Dilansir dari CNNIndonesia.com Indonesia menyerukan agar aparat tidak menggunakan kekerasan sehingga tak menimbulkan korban lebih banyak lagi.

“Indonesia menyerukan agar aparat keamanan tidak menggunakan kekerasan dan menahan diri guna menghindari lebih banyak korban jatuh.

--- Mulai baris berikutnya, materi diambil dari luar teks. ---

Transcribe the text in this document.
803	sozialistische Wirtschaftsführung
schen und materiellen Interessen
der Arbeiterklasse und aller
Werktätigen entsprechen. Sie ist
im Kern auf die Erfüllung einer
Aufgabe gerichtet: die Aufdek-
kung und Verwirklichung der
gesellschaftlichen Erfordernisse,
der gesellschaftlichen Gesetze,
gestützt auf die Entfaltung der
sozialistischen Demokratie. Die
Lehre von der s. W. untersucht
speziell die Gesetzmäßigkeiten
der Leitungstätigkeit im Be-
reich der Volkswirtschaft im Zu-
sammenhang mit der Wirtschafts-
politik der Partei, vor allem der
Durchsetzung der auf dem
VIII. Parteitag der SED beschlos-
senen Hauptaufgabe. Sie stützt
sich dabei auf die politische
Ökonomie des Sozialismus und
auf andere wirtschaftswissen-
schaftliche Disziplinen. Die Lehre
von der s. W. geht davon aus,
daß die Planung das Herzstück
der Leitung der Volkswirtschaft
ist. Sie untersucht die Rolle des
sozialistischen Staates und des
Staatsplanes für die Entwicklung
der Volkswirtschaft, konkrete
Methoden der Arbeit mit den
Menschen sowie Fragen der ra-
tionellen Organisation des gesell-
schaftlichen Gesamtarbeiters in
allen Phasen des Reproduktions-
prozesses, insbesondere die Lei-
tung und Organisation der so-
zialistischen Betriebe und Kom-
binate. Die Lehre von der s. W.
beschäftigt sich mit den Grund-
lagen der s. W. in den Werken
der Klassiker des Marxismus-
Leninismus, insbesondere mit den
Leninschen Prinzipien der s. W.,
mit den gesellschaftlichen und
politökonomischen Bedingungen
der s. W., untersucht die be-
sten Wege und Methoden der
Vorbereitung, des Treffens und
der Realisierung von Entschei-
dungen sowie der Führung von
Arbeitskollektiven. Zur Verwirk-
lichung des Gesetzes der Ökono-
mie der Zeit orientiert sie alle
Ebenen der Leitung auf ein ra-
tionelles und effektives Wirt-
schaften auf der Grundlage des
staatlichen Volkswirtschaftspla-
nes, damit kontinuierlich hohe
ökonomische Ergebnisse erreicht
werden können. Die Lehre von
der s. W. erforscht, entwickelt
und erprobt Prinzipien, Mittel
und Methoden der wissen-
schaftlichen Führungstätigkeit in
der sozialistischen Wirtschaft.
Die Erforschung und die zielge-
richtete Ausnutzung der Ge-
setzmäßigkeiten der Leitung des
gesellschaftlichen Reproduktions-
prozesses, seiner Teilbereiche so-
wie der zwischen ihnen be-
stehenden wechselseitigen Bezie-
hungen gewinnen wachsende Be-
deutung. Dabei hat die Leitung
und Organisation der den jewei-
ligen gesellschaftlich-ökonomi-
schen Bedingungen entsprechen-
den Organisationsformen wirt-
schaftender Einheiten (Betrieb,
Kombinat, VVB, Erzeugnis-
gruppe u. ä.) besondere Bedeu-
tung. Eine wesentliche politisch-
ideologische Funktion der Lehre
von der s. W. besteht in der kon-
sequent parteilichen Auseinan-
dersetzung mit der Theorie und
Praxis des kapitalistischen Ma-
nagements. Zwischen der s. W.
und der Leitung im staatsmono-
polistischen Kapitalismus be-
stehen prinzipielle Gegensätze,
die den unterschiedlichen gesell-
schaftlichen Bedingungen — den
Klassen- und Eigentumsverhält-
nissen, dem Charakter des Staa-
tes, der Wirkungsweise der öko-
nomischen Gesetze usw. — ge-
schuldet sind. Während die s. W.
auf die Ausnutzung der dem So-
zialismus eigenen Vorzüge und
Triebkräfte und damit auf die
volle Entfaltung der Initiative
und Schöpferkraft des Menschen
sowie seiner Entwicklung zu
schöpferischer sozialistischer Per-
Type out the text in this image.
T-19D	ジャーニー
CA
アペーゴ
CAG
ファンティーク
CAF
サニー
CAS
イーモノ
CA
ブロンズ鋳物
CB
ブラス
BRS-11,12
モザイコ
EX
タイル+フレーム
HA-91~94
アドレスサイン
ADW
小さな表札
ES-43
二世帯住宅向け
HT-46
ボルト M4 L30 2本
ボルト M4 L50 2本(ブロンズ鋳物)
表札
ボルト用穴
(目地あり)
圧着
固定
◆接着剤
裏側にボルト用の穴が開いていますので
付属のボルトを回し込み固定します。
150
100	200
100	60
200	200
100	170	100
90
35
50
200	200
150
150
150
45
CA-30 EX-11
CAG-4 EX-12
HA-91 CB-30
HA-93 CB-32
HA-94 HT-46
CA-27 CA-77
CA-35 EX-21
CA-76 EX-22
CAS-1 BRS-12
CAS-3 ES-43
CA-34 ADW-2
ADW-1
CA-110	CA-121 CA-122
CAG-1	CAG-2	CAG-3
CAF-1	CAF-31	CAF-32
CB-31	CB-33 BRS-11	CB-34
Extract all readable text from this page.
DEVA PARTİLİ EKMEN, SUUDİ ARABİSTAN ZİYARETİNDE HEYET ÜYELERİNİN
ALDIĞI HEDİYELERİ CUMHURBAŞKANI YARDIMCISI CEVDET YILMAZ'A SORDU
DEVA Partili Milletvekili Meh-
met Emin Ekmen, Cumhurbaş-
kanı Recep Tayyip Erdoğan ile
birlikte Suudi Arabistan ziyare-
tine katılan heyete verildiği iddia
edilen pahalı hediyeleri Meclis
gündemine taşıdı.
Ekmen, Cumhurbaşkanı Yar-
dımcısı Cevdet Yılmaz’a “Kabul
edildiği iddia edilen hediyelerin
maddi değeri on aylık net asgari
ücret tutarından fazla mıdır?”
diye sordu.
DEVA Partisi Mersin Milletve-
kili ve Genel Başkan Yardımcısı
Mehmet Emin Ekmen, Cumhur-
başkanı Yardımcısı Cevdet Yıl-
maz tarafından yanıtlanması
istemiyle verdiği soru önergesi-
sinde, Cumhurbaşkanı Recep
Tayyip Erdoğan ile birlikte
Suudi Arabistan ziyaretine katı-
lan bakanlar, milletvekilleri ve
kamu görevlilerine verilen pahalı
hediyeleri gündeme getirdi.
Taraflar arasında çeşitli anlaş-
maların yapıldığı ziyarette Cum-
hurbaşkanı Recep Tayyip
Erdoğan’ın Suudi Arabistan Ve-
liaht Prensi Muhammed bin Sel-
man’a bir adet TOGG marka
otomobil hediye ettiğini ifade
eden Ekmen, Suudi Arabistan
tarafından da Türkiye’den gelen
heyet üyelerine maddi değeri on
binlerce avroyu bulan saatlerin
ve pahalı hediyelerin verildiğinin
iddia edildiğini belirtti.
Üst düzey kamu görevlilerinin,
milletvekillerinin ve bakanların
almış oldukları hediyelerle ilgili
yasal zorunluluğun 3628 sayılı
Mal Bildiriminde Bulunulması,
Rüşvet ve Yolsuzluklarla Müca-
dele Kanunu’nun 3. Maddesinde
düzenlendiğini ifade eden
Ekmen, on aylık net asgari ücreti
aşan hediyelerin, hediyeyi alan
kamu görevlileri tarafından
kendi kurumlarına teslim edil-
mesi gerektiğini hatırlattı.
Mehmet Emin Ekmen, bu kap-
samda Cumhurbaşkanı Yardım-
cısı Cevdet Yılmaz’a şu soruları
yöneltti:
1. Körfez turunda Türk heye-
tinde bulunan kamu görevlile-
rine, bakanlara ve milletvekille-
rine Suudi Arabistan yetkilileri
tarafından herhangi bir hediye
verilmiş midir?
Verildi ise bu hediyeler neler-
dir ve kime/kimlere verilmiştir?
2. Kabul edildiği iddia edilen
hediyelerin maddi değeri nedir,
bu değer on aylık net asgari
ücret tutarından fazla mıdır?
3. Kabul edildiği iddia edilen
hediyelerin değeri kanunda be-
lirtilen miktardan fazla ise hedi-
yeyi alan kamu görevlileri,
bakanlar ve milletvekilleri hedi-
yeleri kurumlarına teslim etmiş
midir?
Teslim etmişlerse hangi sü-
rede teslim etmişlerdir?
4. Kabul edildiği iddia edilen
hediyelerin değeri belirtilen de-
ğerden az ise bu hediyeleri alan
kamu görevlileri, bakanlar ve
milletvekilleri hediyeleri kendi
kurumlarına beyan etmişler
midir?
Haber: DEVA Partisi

Serta mencegah situasi tidak semakin buruk,” tulis Kemenlu dalam pernyataan resminya, Minggu (28/2) sore.

Kemenlu mengatakan Indonesia sangat prihatin atas meningkatnya kekerasan di Myanmar yang telah memakan korban jiwa.

“Ucapan duka cita dan bela sungkawa yang mendalam kepada korban dan keluarganya,” lanjutnya.

Setidaknya ada enam demonstran yang tewas saat aparat keamanan membubarkan aksi unjuk rasa tersebut.

Polisi dan tentara menembakkan peluru karet, gas air mata, dan meriam air demi membubarkan pengunjuk rasa yang kembali membanjiri jalanan. Tercatat juga 20 orang lainnya terluka saat pasukan keamanan bergerak di kawasan pantai selatan Dawei.

Pyae Zaw Hein, petugas penyelamat, menyatakan demonstran yang tewas ‘ditembak dengan peluru tajam’. Sementara lainnya terluka akibat peluru karet.

“Mungkin ada lebih banyak korban juga karena lebih banyak orang yang terluka terus berdatangan,” kata Pyae.

Menurut Assistance Association Political Prisoners (AAPP) lebih dari 850 orang ditangkap atau dijatuhi hukuman. Namun tindakan keras di akhir pekan ini mampu meningkatkan jumlah korban penangkapan secara drastis.

Tetapi surat kabar negara hanya melaporkan 479 penangkapan demonstran pada Sabtu (27/2).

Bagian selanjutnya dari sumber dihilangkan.